Biais du cerveau ou du cœur ? Dupée par mon propre esprit, une machine à faire des probabilités trompeuses, mon cerveau reptilien (survie et protection de son territoire) a fait un amalgame avec mes expériences passées douloureuses, non surmontées. Mon cerveau limbique (émotions, motivations et plaisir) est passé en mode peur de se faire avoir par mon associé qui allait, comme d’autres avant, utiliser mon savoir sans rien donner en échange.
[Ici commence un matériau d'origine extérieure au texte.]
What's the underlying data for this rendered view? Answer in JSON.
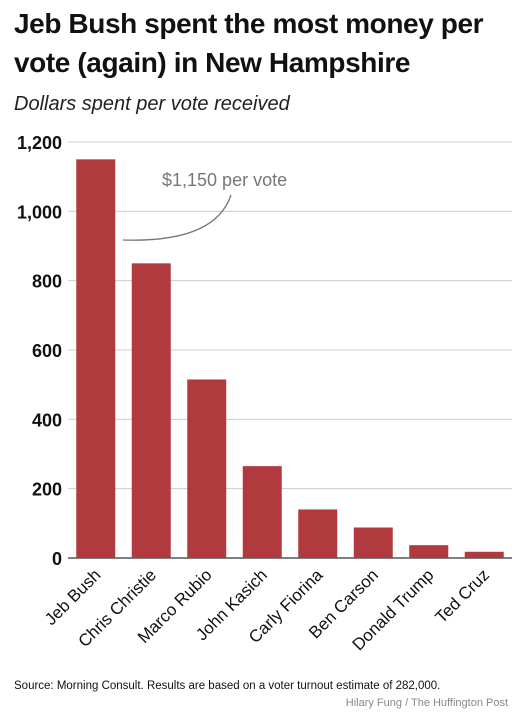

Quant à mon cortex (réflexion et logique), dépassé par le flot d’émotions, impossible de penser ou agir rationnellement.

Retour au passé ! Bien sûr, j’ai réagi de manière disproportionnée, rattrapée inconsciemment par le passé où j’avais énormément donné à d’anciens partenaires et employeurs, sans aucune reconnaissance, avec des conséquences parfois dramatiques et surtout non (di)gérées proprement. Ma peur d’être à nouveau flouée ou trahie, de perdre mes biens ou mon statut, de n’être pas reconnue pour ma valeur et ma contribution, et par la même occasion de manquer, a ressurgi. Crainte pourtant déraisonnable face à une menace fantasmée et irréelle, mon associé jouant sincèrement la carte de la coopération.
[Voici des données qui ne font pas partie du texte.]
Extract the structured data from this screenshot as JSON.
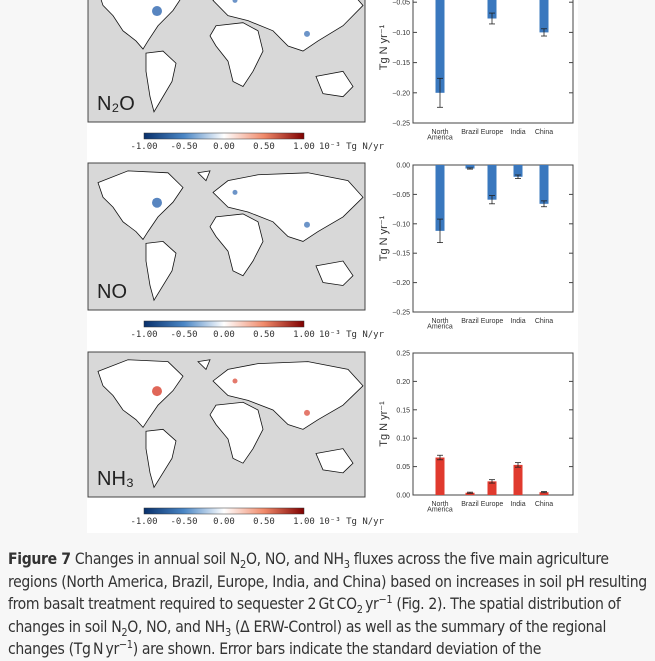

Donner à l’autre défie notre logique et génère des émotions contradictoires qui méritent un peu d’introspection : comment ai-je appris à donner dans mon très jeune âge ? L’ai-je vécu comme une joie ou contrainte ? Ai-je obtenu remerciements et reconnaissance en échange ? Quelles valeurs ai-je reçues de mes parents ? Comment ai-je appris à recevoir ? Et à exprimer gratitude ou reconnaissance ? Quelle est ma vision du donnant-donnant ou gagnant-gagnant ?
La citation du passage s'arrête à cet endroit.